Songs in the key of W


Ago 22 2006, 11:35

I was challenged on my blog this week to write about my favourite songs that begin with the letter W…

There are five songs that I would have included, but as I’ve expressed my love for them on here before and I’m trying to avoid repetition, I’ll refrain. There are plenty more to choose from after all. The five are ‘Waitin for a Superman’ by The Flaming Lips, ‘Wake Up’ by The Arcade Fire, ‘We Share Our Mothers’ Health’ by The Knife, ‘What Happened?’ by Grandaddy and ‘Work It’ by Missy Elliott.

So, my ten 'W' songs in strictly alphabetical order:

Wake Me Up
I didn’t make it to the V festival, but from the footage I saw, the Girls acquitted themselves spectacularly well; singing live, dancing, all together, all in tune, full of energy and attitude. This is a brilliant pop track, blessed with an absolutely huge and killer bassline that crushes everything in its path. And a warning about the danger of drinking too many margheritas.

Walk Away
The boys go all cold and doomy on us. Stinging guitars and a masterclass in the art of restraint. The anger and passion underneath are all the more effective when they come, after the deceptively lazy build up. Lyrics about Radio 4 turning to static and gravestones crumbling are a big plus.

Walk Away Renee
A classic and epic slice of Motown with a lovely broad melody and absolutely perfect vocals and production. In an alternate universe there’s a version of this song where Renee is pronounced like my late elderly aunt back in Manchester, i.e. Ree-ney.

Where Did Our Love Go?
More Motown, but re-imagined through a haze of vodka, crushed-up pills and Moog synthesisers. It’s probably best known as the coda to the 12-inch of Tainted Love, but the stand-alone version is fab too. Big crunching noises, finger clicks and a hypnotic performance from Marc Almond.

Where the Streets Have No Name
Another cover, this one conceived less out of love than, it seems to me, two fingers up at Bono’s earnestness. His dusty Christian ballad is unexpectedly and brilliantly transformed into a storming disco anthem. If you’ve never heard it before, it’s hard not to laugh out loud when it suddenly segues into ‘Can’t Take My Eyes Off You’ (and back again) with absolutely no external sign that the two songs come from different worlds altogether.

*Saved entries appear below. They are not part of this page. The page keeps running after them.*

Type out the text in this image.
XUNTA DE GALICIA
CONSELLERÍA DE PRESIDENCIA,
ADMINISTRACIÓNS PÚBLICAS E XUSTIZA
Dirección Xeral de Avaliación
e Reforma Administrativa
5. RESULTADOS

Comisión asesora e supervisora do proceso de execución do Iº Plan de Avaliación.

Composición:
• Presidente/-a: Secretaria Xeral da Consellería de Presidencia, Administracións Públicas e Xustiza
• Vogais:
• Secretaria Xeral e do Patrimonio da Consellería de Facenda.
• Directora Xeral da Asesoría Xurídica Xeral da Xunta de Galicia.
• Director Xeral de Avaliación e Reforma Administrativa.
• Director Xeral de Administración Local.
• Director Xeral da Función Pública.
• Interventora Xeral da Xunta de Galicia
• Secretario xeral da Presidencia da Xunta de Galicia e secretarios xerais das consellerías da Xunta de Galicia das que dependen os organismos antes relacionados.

Who Am I (What's My Name)?
In which Snoop engages with classic existential questions of identity, lamenting that developments in semiotics have erased all meaningful dialogue between signifier and signified. Actually no, he just tells us how big his balls are and says motherfucker a lot, over a thumping Dr Dre backdrop. Perfect party anthem.

Wide Open Space
A happy slice of prog-indie from a band who were always determined to do their own thing, even when it was rubbish. Fortunately this is really good. I like the way the tightness of the guitars contrasts with the sweeping melody, as a counterpoint to the way the lyrics place introspection on a huge empty plain.

Wild Is the Wind
Nina sings of clinging to a moment of love that can never last, and does things with a piano you wouldn’t think emotionally or physically possible. Endlessly sad with all the torrent of nature somehow channelled into one woman’s voice and hands.

Witness (1 Hope)
I’m a sucker for squelchy beats, slinky synth arpeggios and video game sound effects. In the course of his breathless rap, Rodney manages to make pints of bitter and cheese on toast sound sexy. My kind of man.

Wonder Woman (TV theme)
Look, it’s cool now, OK, it was sampled by Tricky (on his, er, generally disliked second album). But if I hear this when out dancing it’s likely all caution will be thrown to the wind. Apart from the irresistible brass fanfares, driving beats and judicious use of bass trombone, they just don’t write couplets like ‘In your satin tights, fighting for your rights’ or ‘Get us out from under, Wonder Woman!’ any more. In fact they didn’t beforehand, either. Treasure it!

Girls Aloud
Franz Ferdinand
The Four Tops
Soft Cell
Pet Shop Boys
Snoop Dogg
Nina Simone
Roots Manuva


  • ChrissyM

    Awesome. I miss Mansun. Any band with a member named Stove is fantastic to me :)

    Ago 24 2006, 5:14
  • KCanard

    I like the first idea of what Snoop Dogg Who Am I (What's My Name)? is about. Reminds me of Eminem and My Name Is (Slim Shady, Eminem, Marshall Mathers III) many signifiers there. I'd like to imagine that Snoop Dogg was educating an ver youf about linguistic concepts. I wonder what the videos for that Who Am I would look like.

    Ago 28 2006, 22:48
  • Orange_Anubis

    Ooh, would have to be a hall of mirrors with Snoop endlessly trapped in self-relexivity! Much like his music ever since then!